Horst in Translation ([email protected])

This is an Academy Award nominated fantasy movie from almost 20 years ago. Visually, it really is a feast with nice sets, special effects and costumes. And the music is good too. But the story is not bad either. A warrior (played by Dennis Quaid, ex-husband to Meg Ryan) and a dragon stop fighting against each other, but instead decide to join forces against an evil king that was once saved by the dragon. The king is not physically strong at all, but sadly he is immortal, which complicates things a lot. Of course, there is also a beautiful maiden (Meyer looks super-hot here) and a loyal man of religion (Postlethwaite, rip) fighting on our hero's side. It's mostly a fantasy film, but there are many genres included here, even comedy. The initial encounter of Quaid's character and the dragon (voiced by Sean Connery) certainly has some humor to it. It's certainly a challenge for a film like this to be funny, but it worked very well when it did not take itself so seriously.
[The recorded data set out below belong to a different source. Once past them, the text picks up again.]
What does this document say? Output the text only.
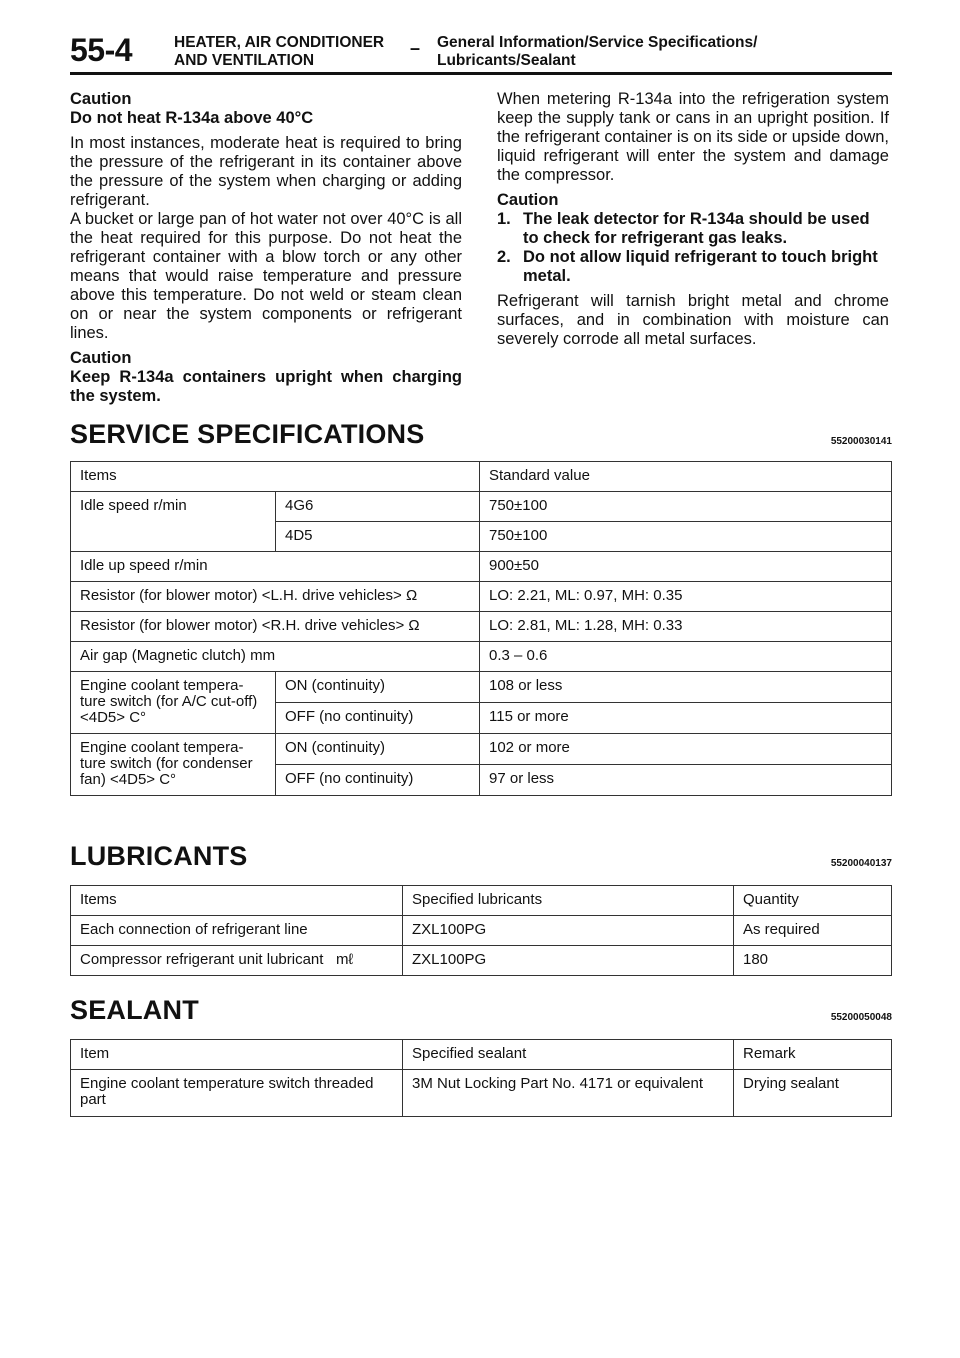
55-4	HEATER, AIR CONDITIONER
AND VENTILATION
– General Information/Service Specifications/
Lubricants/Sealant
Caution

Do not heat R-134a above 40°C

In most instances, moderate heat is required to bring the pressure of the refrigerant in its container above the pressure of the system when charging or adding refrigerant.

A bucket or large pan of hot water not over 40°C is all the heat required for this purpose. Do not heat the refrigerant container with a blow torch or any other means that would raise temperature and pressure above this temperature. Do not weld or steam clean on or near the system components or refrigerant lines.

Caution

Keep R-134a containers upright when charging the system.

When metering R-134a into the refrigeration system keep the supply tank or cans in an upright position. If the refrigerant container is on its side or upside down, liquid refrigerant will enter the system and damage the compressor.

Caution
1. The leak detector for R-134a should be used to check for refrigerant gas leaks.
2. Do not allow liquid refrigerant to touch bright metal.

Refrigerant will tarnish bright metal and chrome surfaces, and in combination with moisture can severely corrode all metal surfaces.

SERVICE SPECIFICATIONS	55200030141
Items		Standard value
Idle speed r/min	4G6	750±100
	4D5	750±100
Idle up speed r/min		900±50
Resistor (for blower motor) <L.H. drive vehicles> Ω		LO: 2.21, ML: 0.97, MH: 0.35
Resistor (for blower motor) <R.H. drive vehicles> Ω		LO: 2.81, ML: 1.28, MH: 0.33
Air gap (Magnetic clutch) mm		0.3 – 0.6
Engine coolant tempera- ture switch (for A/C cut-off) <4D5> C°	ON (continuity)	108 or less
	OFF (no continuity)	115 or more
Engine coolant tempera- ture switch (for condenser fan) <4D5> C°	ON (continuity)	102 or more
	OFF (no continuity)	97 or less
LUBRICANTS	55200040137
Items	Specified lubricants	Quantity
Each connection of refrigerant line	ZXL100PG	As required
Compressor refrigerant unit lubricant   mℓ	ZXL100PG	180
SEALANT	55200050048
Item	Specified sealant	Remark
Engine coolant temperature switch threaded part	3M Nut Locking Part No. 4171 or equivalent	Drying sealant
The main villain is played by David Thewlis, a very underrated actor in general in my opinion and one of the best currently working without an Academy Award nomination. He made this film 3 years after "Naked" what is widely considered his finest performance. But he shines here as well. Looks like he really has a thing for villains although the way the character was written surely helped him in letting it all out, even down to murdering his own mother.Seeing as how there was only one dragon left, I suspected his death at the end and I was proved correct. I knew that there are two sequels, so I was a bit unsure, but in the end they decided to take this direction. I would say that this is the best film of director Rob Cohen, but I am not a fan of the likes of xxx or "The Mummy", so I may be a bit biased here. The film's writer also came up with "The Fly" many years before this, so he sure is no one-trick-pony. It's difficult to name a favorite sequence as there are many great ones. The fight sequence near the waterfall was good, but so was the ending with the dragons turning into stars.